Augusto Palacios

Personal information
- Full name: Ángel Augusto Palacios Valdivieso
- Date of birth: 23 December 1951 (age 74)
- Place of birth: Lima, Peru
- Position: Forward

Senior career*
- Years: Team / Apps / (Gls)
- 1970–1971: Deportivo Olímpico / 15 / (0)
- 1971–1974: Sporting Cristal / 28 / (3)
- 1975–1976: Alianza Lima / 16 / (2)
- 1977–1978: Juan Aurich / 12 / (3)
- 1978: Deportivo Municipal / 19 / (7)
- 1979–1980: Cartaginés / 20 / (6)
- 1980–1982: Caroline Hill / 36 / (12)
- 1982: KTP / 29 / (9)
- 1983: Deportivo Táchira / 10 / (3)
- 1983: Sport Boys / 7 / (2)
- 1983–1984: Kickers Offenbach / 3 / (0)
- 1984: Sport Boys / 20 / (9)
- 1984–1989: Witbank Aces / 65 / (20)
- 1986: → Canberra City (loan) / 16 / (4)
- 1990: AmaZulu / 22 / (1)
- 1991: Manning Rangers / 30 / (8)
- Total:  / 337 / (87)

International career
- 1972–1981: Peru / 6 / (0)

Managerial career
- 1981: Hong Kong (women)
- 1987: Sport Boys
- 1990: Kaizer Chiefs
- 1992–1994: South Africa
- 1994: Gençlerbirliği
- 1995: Kaizer Chiefs
- 1995: Moroka Swallows
- 1996: Juan Aurich
- 1996–2012: Orlando Pirates (Director of Football)
- 2012: Orlando Pirates
- 2016–2017: Orlando Pirates

= Augusto Palacios =

Peruvian footballer (born 1951)

Augusto Palacios (born 23 December 1951) is a Peruvian football coach and a former football player. He's been recently coaching South African club Orlando Pirates in the Premier Soccer League.
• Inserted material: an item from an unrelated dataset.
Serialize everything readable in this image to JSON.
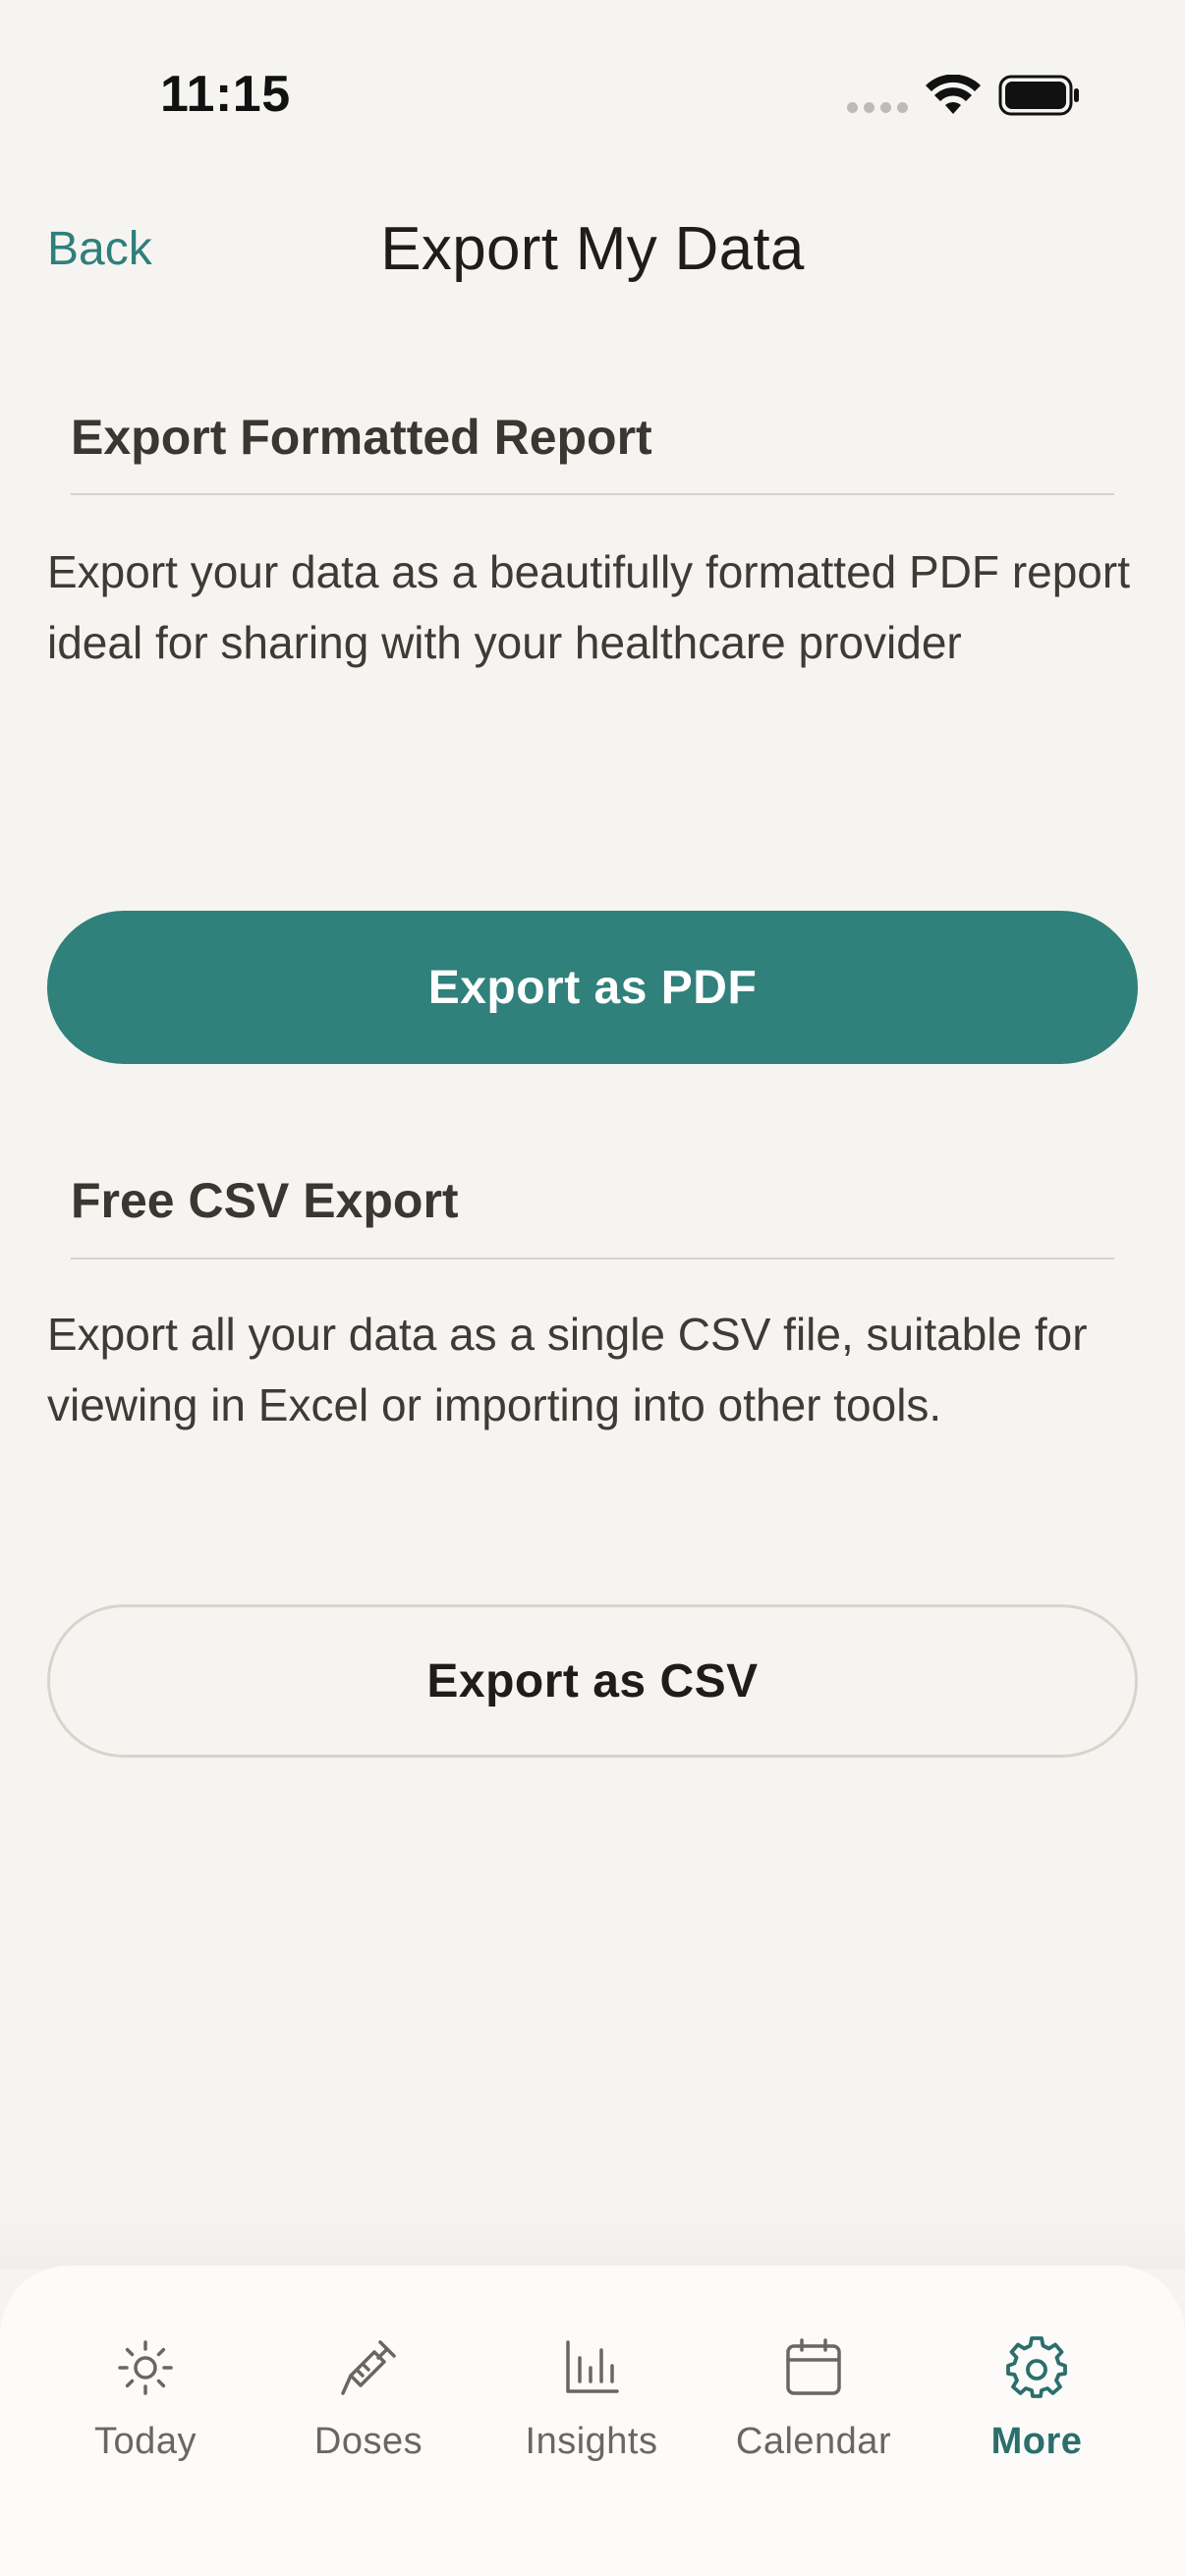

During his years as a professional footballer he played for a number of clubs in Peru, Costa Rica, Hong Kong, Venezuela, Finland, West-Germany, South Africa and Australia. He also played six internationals for the Peru national team.

Augusto Palacios has previously managed clubs in South Africa, Peru and Turkey as well as the Hong Kong women's national team and the South Africa national team.